MarchisioProprio con la casacca della Juventus, Marchisio ha speso la quasi totalità della sua carriera: una stagione in B, tra il 2006 e il 2007, poi dieci anni tra il 2008 e il 2018. In mezzo, una felice parentesi ad Empoli, dove si fece le ossa con 29 presenze complessive e tante belle prestazioni, mentre il canto del cigno è stato recitato in terra russa, allo Zenit di San Pietroburgo: scampoli di partite, due marcature, di nuovo un brutto infortunio, stavolta l’ultimo.

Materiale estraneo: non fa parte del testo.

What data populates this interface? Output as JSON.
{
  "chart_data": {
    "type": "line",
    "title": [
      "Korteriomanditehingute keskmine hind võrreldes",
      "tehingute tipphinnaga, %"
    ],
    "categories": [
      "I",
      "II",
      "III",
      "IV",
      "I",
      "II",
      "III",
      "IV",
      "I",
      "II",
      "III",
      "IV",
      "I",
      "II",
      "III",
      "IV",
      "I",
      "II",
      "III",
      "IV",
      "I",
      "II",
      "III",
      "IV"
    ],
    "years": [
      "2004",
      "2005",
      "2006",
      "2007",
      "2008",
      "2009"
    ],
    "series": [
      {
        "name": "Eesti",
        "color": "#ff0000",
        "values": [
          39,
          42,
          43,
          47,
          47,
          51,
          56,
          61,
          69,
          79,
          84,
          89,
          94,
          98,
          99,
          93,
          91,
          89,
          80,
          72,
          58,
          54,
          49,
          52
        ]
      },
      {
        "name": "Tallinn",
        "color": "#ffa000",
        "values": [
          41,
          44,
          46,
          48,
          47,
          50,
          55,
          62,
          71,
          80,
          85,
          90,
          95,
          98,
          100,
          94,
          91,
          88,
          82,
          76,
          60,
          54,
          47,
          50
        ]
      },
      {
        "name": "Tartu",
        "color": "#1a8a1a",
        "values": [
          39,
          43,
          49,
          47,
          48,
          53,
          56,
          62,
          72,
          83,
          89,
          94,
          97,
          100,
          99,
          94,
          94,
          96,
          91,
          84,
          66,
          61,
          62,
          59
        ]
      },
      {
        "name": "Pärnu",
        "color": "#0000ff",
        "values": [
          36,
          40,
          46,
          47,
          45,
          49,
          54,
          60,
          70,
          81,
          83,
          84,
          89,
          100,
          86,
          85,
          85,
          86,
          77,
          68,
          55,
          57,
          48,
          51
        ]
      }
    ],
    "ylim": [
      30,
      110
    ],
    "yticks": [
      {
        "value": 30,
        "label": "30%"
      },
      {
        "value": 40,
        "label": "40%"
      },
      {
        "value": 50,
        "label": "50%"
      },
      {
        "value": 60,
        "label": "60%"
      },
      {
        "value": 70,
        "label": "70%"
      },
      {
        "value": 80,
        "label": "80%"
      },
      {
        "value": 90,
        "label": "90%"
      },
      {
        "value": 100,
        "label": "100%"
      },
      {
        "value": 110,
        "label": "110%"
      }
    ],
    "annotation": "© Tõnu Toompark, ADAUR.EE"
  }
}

Tutto compensato, però, dai tanti bei momenti trascorsi a Torino: lui, ragazzo del capoluogo con il sogno di giocare nella squadra del cuore, la Juventus. Una trafila lunga sin dalle giovanili, poi le soddisfazioni con la selezione maggiore: 389 presenze complessive in bianconero, condite da 37 marcature. Svariati i titoli vinti, dai 7 Scudetti alle 4 Coppe Italia, passando anche per le 3 Supercoppe Italiane (senza scordare il campionato russo vinto con lo Zenit, pur se non da protagonista). E anche le due finali di Champions perse, unico vero rammarico per Marchisio. Con la nazionale italiana, invece, il “Principino” è sceso in campo in 55 occasioni, andando a segno 5 volte. Ha collezionato un argento ai Campionati Europei (2012) e un bronzo alla Confederations Cup (2013).